This weekend I have spent a not insignificant amount of my time researching the following engrossing topics:
- relief maps and rivers of the Ozark mountains
- construction of single story log cabins with a chimney and attic
- zip line harnesses and the weight limits of various carebiners
- the physiological effects of breathing nitrous oxide, and if it appears spontaneously in nature
- diagrams for simply tree houses
I also spent fifteen minutes standing at sink, lighting matches and throwing them in at a set of house keys, counting how long they would burn and checking to see if the keys got hot.
Am I going on an adventure vacation in the mountains of middle America?
No, I am writing a book. Again.
.
When I was in ninth or tenth grade one of our reading assignments was Lord of the Flies. I hated a lot of the other things we were forced to read, but this was a book I could get behind. I consumed it in a single weekend.

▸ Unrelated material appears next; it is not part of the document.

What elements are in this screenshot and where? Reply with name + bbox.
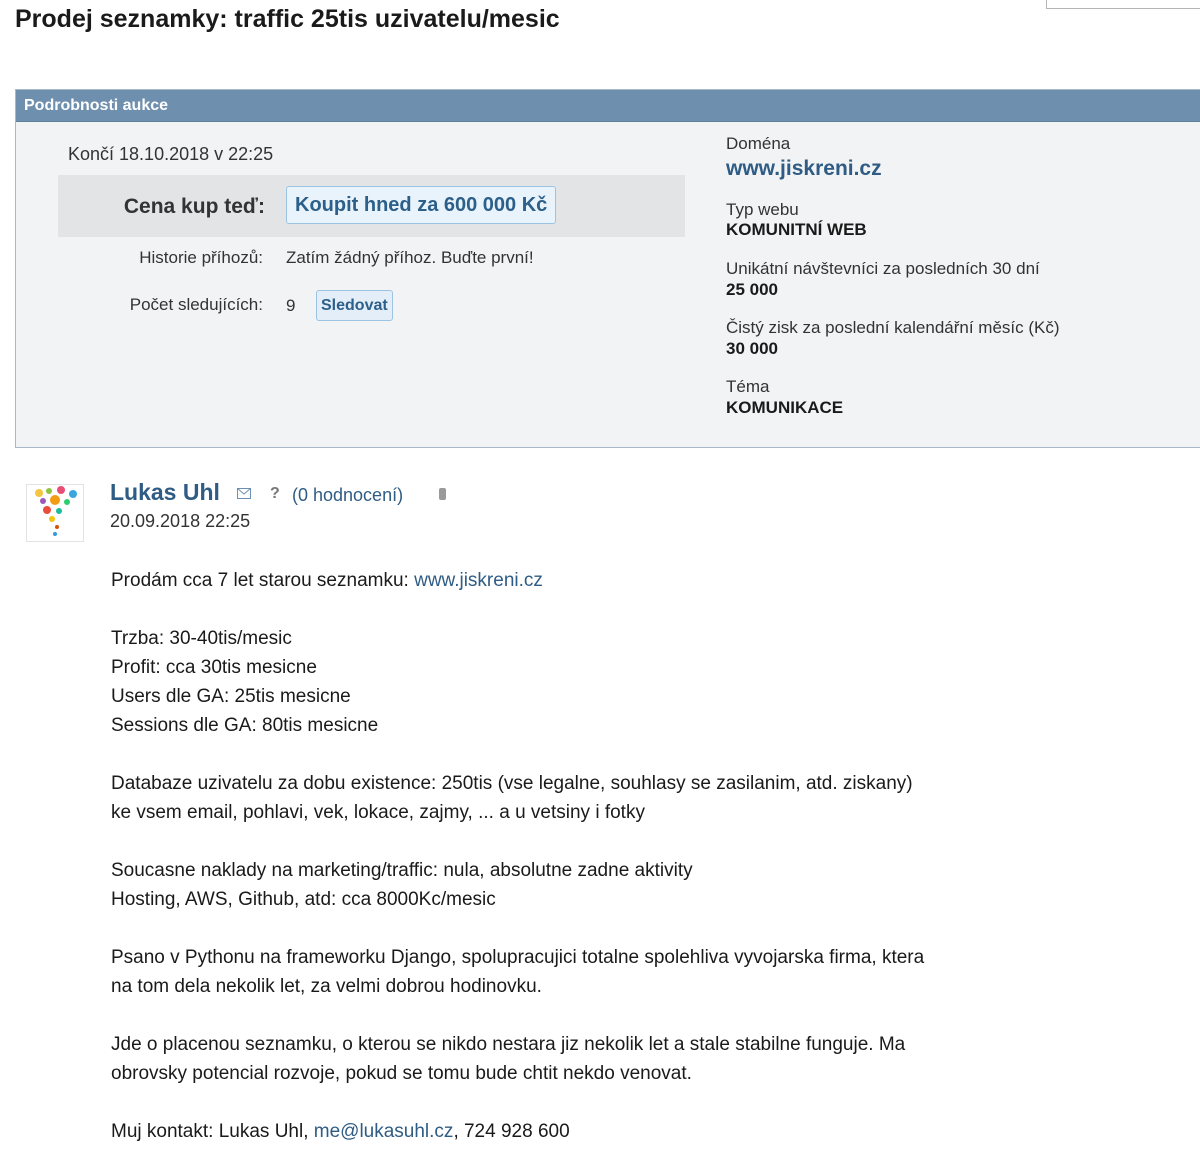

Our final project was to create some sort of derivative work, with the book as our source material – like an interview with one of the survivors.
I loathed this sort of teacher-approvef fanfic assignment. At age thirteen I was already writing fanfic for things I actually cared about and novellas of my own. I was fine with a research paper, but the assignment (and its brethren) felt like the equivalent of assigning us to a chain gang in an attempt to spark creative brilliance. I considered the whole bunch of them to be a waste of my time.
In my orneriness, I decided to protest the assignment via dutiful completion of the best assignment in the class. I would write the correct ending to the book, because (SPOILERS!) most of the little hooligans living through the end was far too precious of an ending. I felt that it spoiled the morally gray original to allow these murderers to be returned to children in the eyes of their rescuers.
(Next on Coffee Talk: The Hunger Games has supplanted Lord of the Flies despite lacking the measured allegory of the latter not only due to its similarly unsentimental look at moral/ethical behavior in young adults, but because it follows the realistic outcome of their actions much wider in society and much farther in conclusion. Discuss.)
I set about creating my groundbreaking and teacher-baiting work of subversive genius. I was a scrawny pre-teen, so I had that angle well-researched. I spent a lot of time tracking the various spears through the book to see where they were and who held them, considered how quickly a forest woud catch fire, and gave some thought to how you could behead a boy with the rudimentary tools the tribe had fashioned.
(In other news, I’m happy I went to high school in a pre-Columbine, pre-9/11 world, because afterward I would clearly be labeled as a dangerous potential murderer and/or terrorist.)
It was a glorious day when I turned in my assignment. It branched perfectly from the existing novel, written in the same style. It ended with the idnelible image of the marines disembarking onto the beach to discover nothing but an idyllic island beach, barren but for a wooden pike bearing Ralph’s head – set against the backdrop of the raging inferno of the forest, from which the screams of Jack’s tribe could be heard all too clearly.
To emphasize this bleak ending, I carefully collaged said image out of a series of clip art as an illustration for my final page.
I got an A, but they might have decided to keep an eye on me for a little while.
.
I know I’ve mentioned this before in more memorable fashion, but for me the hardest thing about writing a novel continues to be writing what I don’t understand.
I understand talking, so there is plenty of dialog. Once I got my learning permit last winter the driving scenes became much more plentiful.
I managed to keep the characters out of the car for three thousand words this weekend, but when your characters are crashing around the Ozarks in a pitched battle for life and death, every page is a new research project.
As a plus, I am now ready to book a zip-line adventure through America’s deciduous forests!